The Japanese yen has reached a 34-year low against the Singapore dollar, currently at 116.02 yen to S$1 as of Apr. 27, 2024. This fall in the yen’s value is due to downward pressure exerted by the large interest rate gap between the U.S. and Japan, making the yen less attractive to investors.

The U.S. Federal Reserve’s decision to hold off on interest rate cuts has also contributed to the yen’s weakening, as the greenback surges in value and the interest rate gap between the U.S. dollar and yen remains large.

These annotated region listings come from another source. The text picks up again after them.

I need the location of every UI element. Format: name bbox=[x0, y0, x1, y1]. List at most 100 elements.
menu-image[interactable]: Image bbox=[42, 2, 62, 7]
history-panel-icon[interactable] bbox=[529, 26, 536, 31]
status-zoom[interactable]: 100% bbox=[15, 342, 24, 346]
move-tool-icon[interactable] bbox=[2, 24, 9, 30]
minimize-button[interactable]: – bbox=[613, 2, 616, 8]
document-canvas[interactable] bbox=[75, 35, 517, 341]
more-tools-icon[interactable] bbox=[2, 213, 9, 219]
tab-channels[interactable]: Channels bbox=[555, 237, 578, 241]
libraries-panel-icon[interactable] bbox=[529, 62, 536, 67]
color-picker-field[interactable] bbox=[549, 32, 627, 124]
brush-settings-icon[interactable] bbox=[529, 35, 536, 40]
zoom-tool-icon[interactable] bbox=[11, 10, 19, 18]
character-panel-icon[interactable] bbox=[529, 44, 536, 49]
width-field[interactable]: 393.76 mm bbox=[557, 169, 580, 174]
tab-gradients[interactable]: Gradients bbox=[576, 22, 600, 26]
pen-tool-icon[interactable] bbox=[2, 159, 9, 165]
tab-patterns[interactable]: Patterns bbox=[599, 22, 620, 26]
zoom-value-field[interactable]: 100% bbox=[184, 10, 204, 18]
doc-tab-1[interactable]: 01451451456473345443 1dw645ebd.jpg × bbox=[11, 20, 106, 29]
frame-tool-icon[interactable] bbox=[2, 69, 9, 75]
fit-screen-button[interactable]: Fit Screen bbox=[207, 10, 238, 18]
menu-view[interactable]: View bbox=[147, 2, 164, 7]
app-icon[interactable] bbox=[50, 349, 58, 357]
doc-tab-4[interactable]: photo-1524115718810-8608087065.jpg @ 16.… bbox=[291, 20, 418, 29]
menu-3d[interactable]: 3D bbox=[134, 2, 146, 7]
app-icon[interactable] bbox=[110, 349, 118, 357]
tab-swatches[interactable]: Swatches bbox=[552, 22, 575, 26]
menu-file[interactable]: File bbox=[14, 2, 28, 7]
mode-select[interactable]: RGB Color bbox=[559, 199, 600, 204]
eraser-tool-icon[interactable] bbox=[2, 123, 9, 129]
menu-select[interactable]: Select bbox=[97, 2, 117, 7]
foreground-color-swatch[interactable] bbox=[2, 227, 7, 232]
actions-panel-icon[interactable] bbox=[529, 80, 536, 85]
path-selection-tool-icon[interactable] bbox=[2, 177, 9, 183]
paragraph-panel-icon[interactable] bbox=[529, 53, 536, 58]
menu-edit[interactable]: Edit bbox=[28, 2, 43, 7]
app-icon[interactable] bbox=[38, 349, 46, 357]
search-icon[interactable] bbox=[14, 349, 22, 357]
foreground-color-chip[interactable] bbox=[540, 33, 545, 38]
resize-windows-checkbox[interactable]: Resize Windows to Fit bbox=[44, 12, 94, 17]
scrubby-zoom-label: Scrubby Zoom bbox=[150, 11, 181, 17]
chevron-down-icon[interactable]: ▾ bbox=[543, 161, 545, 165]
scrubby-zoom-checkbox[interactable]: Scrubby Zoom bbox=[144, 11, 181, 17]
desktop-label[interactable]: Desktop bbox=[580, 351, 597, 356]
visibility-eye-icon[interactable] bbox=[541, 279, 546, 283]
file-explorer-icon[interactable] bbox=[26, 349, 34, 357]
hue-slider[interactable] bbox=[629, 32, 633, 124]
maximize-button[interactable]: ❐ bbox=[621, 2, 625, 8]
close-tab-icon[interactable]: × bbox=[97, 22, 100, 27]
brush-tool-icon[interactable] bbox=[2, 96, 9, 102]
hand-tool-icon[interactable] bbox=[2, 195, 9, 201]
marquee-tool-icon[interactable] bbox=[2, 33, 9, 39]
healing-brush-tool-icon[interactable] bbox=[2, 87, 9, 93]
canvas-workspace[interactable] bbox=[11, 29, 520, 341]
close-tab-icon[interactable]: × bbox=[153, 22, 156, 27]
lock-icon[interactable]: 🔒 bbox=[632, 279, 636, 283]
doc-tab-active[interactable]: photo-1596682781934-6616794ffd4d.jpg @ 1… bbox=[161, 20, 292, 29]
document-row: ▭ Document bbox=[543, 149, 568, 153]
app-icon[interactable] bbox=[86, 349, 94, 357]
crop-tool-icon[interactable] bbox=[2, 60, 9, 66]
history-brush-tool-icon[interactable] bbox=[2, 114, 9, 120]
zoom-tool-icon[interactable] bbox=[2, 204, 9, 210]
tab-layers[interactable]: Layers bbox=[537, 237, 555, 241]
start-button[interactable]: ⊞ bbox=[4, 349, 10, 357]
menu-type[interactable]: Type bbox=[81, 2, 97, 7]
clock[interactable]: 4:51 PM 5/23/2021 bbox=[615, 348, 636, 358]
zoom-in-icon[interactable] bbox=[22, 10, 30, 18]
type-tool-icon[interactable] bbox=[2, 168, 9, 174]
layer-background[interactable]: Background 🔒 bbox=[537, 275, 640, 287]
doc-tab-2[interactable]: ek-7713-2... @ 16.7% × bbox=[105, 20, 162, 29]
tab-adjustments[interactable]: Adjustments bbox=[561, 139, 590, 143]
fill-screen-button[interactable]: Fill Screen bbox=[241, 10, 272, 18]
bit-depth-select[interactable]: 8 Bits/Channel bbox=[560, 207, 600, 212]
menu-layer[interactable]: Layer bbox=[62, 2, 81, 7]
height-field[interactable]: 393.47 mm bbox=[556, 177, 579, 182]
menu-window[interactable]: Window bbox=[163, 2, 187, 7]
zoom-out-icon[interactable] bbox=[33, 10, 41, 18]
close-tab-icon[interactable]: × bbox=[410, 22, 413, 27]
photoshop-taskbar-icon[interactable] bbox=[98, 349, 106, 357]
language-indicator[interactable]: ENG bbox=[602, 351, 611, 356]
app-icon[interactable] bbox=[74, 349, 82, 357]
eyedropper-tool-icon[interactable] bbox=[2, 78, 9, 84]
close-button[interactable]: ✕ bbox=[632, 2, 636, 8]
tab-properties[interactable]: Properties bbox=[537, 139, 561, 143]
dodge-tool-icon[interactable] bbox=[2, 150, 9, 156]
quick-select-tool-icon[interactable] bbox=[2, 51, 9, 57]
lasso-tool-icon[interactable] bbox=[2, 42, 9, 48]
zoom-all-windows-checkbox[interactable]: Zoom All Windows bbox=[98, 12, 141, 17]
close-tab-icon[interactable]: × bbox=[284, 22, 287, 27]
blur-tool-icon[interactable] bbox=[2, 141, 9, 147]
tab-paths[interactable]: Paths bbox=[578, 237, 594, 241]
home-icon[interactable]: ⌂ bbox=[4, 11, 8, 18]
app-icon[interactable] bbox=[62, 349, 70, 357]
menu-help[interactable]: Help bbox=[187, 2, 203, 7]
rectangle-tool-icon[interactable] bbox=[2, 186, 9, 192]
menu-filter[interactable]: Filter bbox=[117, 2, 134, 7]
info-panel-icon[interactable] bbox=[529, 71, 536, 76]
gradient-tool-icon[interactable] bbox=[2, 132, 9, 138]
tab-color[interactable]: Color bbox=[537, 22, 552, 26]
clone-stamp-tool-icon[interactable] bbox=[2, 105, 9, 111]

While a weak yen is good news for Singaporean tourists and Japanese exporters, it has negative consequences for Japanese locals. With the yen’s purchasing power weakened, Japanese locals face a higher cost of living and are likely to tighten their purse strings.
It remains to be seen whether the Bank of Japan will intervene to prop up the yen, but experts suggest that it is unlikely due to the overall direction of exchange rates determined by the U.S. interest rate outlook.
How much money can i save with the new exchange rate compared with the rates in 2023
If you exchanged 10,000 Singapore dollars in 2023, when the exchange rate was S$1 to 101 yen, compared to the latest rate of S$1 to 116.02 yen, you would get approximately 1,160,200 yen with the new exchange rate.
This is an increase of 150,200 yen compared to the 1,010,000 yen you would have received with the 2023 exchange rate.
Therefore, you would get approximately 15% more yen for your Singapore dollars with the new exchange rate compared to the 2023 rate.
Overall, the weakening yen is a significant economic event that has implications for both Japan and its trading partners, including Singapore.